Among the most impactful practices that created these stark differences in neighborhood resource distribution and concentrated disadvantage was redlining: the practice of denying fair access to credit, particularly mortgages, based on the race of the residents of a neighborhood. For much of the twentieth century, the federal government encouraged redlining. In the 1930s a federal agency, the Home Owners' Loan Corporation (HOLC), graded neighborhoods in nearly 250 American cities scale neighborhoods on a four-grade scale, A to D, "Best" to "Hazardous," that were then visualized on a series of maps. Race was a key—arguably the key—variable in determining these grades. Neighborhoods of color received D or C grades with only white neighborhoods receiving A and B grades.

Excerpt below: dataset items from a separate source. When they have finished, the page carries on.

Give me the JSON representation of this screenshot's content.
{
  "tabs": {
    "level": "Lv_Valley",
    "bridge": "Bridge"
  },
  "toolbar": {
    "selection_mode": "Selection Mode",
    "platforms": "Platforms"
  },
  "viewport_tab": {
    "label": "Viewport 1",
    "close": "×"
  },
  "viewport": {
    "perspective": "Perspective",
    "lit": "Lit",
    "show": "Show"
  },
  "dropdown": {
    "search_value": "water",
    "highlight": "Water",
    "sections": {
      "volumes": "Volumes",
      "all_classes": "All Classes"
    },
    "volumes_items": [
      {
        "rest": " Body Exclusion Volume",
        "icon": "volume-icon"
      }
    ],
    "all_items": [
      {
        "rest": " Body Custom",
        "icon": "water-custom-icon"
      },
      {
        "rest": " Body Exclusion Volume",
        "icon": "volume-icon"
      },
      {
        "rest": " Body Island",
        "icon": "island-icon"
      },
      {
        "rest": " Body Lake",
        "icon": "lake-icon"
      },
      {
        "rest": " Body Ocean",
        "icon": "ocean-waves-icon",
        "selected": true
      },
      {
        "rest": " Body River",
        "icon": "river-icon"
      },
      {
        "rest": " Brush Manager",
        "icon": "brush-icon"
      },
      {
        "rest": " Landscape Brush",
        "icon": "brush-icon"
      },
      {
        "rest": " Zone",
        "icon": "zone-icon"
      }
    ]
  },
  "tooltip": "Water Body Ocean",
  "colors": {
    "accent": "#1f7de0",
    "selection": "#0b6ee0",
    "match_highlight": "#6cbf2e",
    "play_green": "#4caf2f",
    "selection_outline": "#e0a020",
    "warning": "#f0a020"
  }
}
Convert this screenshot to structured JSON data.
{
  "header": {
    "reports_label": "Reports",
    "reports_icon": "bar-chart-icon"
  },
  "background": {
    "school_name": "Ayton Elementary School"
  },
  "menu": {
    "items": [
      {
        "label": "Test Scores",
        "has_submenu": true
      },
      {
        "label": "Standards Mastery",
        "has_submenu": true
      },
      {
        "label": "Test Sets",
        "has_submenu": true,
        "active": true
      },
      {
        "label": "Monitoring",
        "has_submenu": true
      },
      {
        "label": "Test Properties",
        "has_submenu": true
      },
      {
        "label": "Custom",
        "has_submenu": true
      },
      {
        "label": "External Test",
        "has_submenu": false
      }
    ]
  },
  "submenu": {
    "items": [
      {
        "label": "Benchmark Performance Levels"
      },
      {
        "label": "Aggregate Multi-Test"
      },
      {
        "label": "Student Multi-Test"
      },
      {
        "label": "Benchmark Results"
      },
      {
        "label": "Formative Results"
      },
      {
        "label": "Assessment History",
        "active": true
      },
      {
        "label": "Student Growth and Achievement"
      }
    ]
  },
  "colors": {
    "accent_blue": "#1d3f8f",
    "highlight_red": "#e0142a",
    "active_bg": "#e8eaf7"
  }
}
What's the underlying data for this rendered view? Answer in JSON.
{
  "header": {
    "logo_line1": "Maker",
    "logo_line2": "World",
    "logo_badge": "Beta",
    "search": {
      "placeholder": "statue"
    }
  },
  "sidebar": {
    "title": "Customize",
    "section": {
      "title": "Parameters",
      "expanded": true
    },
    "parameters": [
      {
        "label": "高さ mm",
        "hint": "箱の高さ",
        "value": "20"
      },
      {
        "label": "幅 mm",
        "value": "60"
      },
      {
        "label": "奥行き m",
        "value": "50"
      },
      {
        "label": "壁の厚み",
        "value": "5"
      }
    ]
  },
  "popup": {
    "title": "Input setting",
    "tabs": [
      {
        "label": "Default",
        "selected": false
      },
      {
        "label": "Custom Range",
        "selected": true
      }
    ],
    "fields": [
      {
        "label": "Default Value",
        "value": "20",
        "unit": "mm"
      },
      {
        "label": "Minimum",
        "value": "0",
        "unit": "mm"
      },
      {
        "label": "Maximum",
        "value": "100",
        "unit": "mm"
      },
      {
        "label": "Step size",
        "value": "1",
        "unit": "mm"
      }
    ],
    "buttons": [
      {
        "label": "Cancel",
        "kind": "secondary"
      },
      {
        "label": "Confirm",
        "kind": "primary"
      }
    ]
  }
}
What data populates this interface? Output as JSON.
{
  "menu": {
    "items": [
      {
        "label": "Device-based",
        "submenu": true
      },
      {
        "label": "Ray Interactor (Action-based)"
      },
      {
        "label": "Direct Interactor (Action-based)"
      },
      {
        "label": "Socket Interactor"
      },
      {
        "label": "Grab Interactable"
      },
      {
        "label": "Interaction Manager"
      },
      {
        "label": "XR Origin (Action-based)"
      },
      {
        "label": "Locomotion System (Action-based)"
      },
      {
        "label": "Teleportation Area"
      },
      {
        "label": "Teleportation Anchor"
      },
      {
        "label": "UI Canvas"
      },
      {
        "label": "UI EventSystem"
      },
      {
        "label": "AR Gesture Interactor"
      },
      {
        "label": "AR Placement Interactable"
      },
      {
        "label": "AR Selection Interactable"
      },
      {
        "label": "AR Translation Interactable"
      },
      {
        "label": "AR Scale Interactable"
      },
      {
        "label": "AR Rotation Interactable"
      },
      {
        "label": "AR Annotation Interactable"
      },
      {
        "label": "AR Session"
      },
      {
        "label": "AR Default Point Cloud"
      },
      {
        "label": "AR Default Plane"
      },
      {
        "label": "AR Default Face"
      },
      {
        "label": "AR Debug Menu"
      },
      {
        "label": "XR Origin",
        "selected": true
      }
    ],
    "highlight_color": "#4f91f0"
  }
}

There is no better archive of redlining than the HOLC maps and the accompanying area descriptions. This site juxtaposes these maps from the 1930s with contemporary health disparities. In most cities, you will see striking similarities between redlining eighty years ago and health disparities today. This is a testament to the long-lasting impact of racial segregation and redlining in shaping the enduring contours of marked inequality in American cities.
One of the reasons that the HOLC materials are such a clear window into the history of structural racism in the United States is how directly and starkly racist ideas were expressed in them. Racism was not subtext; it was text. As a consequence please take note: this means that some of these historical documents contain offensive racist language.